Bruxelles a récemment connu une série de fusillades dans plusieurs communes. Boris Dilliès, ministre-président de la région de Bruxelles-Capitale (MR), était sur le plateau de Bonsoir Bruxelles pour revenir sur la crise sécuritaire actuelle.

Pour le ministre-président, on a dépassé le cadre d’une crise sécuritaire : “On doit pouvoir parler d’urgence nationale. Parce que quand vous en arrivez à ce que, finalement, des gens n’arrivent plus à vivre sans la peur au ventre dans leur quartier, qu’ils ont peur pour leur vie, pour la vie de leur famille, à l’évidence, il y a un gros problème et il faut tout faire pour le régler.

La Justice, l’Intérieur, le parquet de Bruxelles, la Région, les bourgmestres et les autorités de la police fédérale se sont réunis mercredi au siège de safe.brussels.
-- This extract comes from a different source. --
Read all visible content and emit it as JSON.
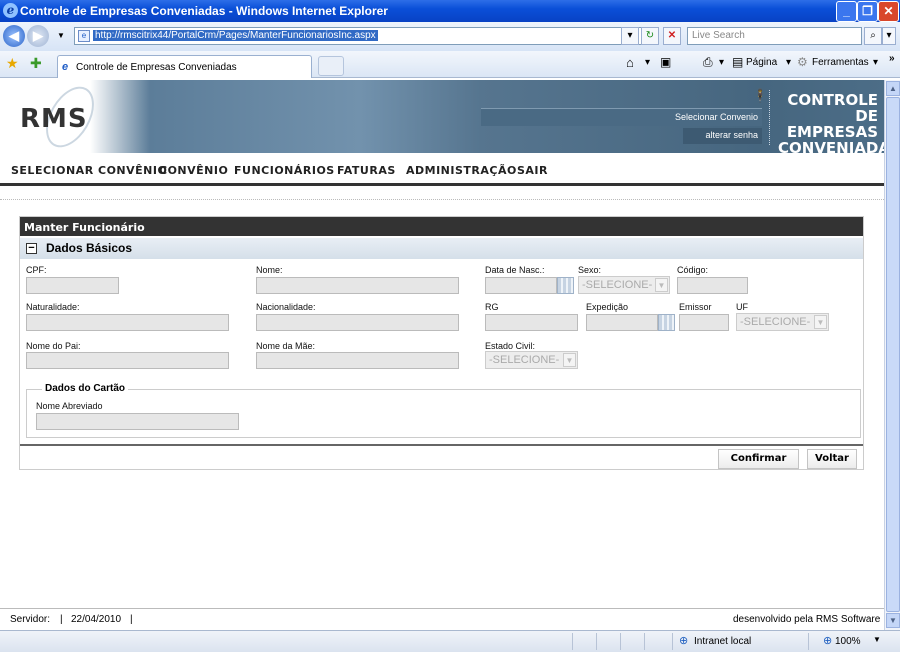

À l’issue de cette réunion, plusieurs mesures ont été annoncées. “La région a des capacités, notamment en matière de coordination, mais aussi des possibilités pratiques. Et c’est pour cela qu’on a décidé notamment qu’il y aurait d’ores et déjà 20 caméras mobiles supplémentaires qui viennent s’ajouter aux 40 agents du fédéral, qui viennent s’ajouter également aux moyens mis en place par les zones de police coordonnées et donc l’ensemble de ces dispositifs doit pouvoir s’articuler pour aller dans la même direction et pour régler définitivement ce fléau” a rappelé Boris Dilliès.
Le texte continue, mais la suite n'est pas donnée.